Myth NumberForecasting Error MythForecasting Error Myth Article and Link
1One Can Rely on The Forecast Error Measurement in Forecasting ApplicationsLink
2Unweighted Forecast Error Measurement Makes SenseLink
3Sales And Marketing Have their Forecast Error MeasuredLink
4Most Forecast Error Measurement Supports Identifying How to Improve Forecast AccuracyLink
5Non Comparative Forecast Error Measurement is HelpfulLink
6Forecast Error Measurements are Straightforward to DoLink

What Is The Purpose of a Forecast Error Measurement?

Forecast error measurement should point to where to make changes to improve forecast accuracy. If the forecast error does not serve this purpose, then it just becomes an inert number.

Reporting Out Forecast Error from the Demand Planning Department

The forecast error measurement in forecasting applications is primarily for the user or planner. As we cover in the article Forecast Error Myth #1: One Can Rely on The Forecast Error Measurement in Forecasting Applications, this forecast error is only calculated for the product location combination.

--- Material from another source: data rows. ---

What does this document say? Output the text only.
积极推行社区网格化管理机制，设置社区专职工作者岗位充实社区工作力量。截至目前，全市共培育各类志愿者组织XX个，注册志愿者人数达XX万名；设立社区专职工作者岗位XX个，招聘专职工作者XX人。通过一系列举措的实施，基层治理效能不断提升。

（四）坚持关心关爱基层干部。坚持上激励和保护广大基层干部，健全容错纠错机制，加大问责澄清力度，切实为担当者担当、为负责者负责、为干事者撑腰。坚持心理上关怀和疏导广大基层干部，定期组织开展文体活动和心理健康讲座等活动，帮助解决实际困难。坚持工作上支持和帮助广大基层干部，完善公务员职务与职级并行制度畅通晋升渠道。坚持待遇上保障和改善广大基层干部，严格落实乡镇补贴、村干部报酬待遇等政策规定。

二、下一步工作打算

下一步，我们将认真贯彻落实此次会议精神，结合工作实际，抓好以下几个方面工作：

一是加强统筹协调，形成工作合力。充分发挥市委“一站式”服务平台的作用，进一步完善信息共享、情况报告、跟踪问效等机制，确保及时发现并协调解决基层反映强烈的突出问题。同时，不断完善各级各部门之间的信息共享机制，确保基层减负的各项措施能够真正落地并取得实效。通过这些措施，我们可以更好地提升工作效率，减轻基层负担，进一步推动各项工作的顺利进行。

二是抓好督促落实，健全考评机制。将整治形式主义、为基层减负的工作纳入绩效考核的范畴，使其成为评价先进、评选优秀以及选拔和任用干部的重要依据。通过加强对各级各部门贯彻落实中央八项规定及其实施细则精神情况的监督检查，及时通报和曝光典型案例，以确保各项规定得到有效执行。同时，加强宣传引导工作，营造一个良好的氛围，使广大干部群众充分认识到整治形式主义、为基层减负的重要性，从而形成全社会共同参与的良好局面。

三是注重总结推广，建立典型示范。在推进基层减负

Companies will then create a custom report that pushes the forecast error, or planners will export the error to Excel, perform the calculation in a spreadsheet, and provide it to their Director of Forecasting/Demand Planning, who then provides it to the broader company. The forecast error report is often presented with great anticipation as if this is the “horse’s mouth” on forecast error for the period.

It isn’t. It does not direct the company were to make forecast accuracy improvements.

A Better Approach

Observing ineffective forecast error measurements at so many companies, we developed the Brightwork Explorer to, in part, have a purpose-built application that can measure any forecast. The application has a very straightforward file format where your company’s data can be entered, and the forecast error calculation is exceptionally straightforward. Any forecast can be measured against the baseline statistical forecast — and then the product location combinations can be sorted to show which product locations lost or gain forecast accuracy from other forecasts.

This is the fastest and most accurate way of measuring multiple forecasts that we have seen.

Why Do the Standard Forecast Error Calculations Make Forecast Improvement So Complicated and Difficult?

It is important to understand forecasting error, but the problem is that the standard forecast error calculation methods do not provide this good understanding. In part, they don't let tell companies that forecast how to make improvements. If the standard forecast measurement calculations did, it would be far more straightforward and companies would have a far easier time performing forecast error measurement calculation.

What the Forecast Error Calculation and System Should Be Able to Do

One would be able to for example:

  1. Measure forecast error
  2. Compare forecast error (For all the forecasts at the company)
  3. To sort the product location combinations based on which product locations lost or gained forecast accuracy from other forecasts. 
  4. To be able to measure any forecast against the baseline statistical forecast.
  5. To weigh the forecast error (so progress for the overall product database can be tracked)

Getting to a Better Forecast Error Measurement Capability

A primary reason these things can not be accomplished with the standard forecast error measurements is that they are unnecessarily complicated, and forecasting applications that companies buy are focused on generating forecasts, not on measuring forecast error outside of one product location combination at a time. After observing ineffective and non-comparative forecast error measurements at so many companies, we developed, in part, a purpose-built forecast error application called the Brightwork Explorer to meet these requirements.

Few companies will ever use our Brightwork Explorer or have us use it for them. However, the lessons from the approach followed in requirements development for forecast error measurement are important for anyone who wants to improve forecast accuracy.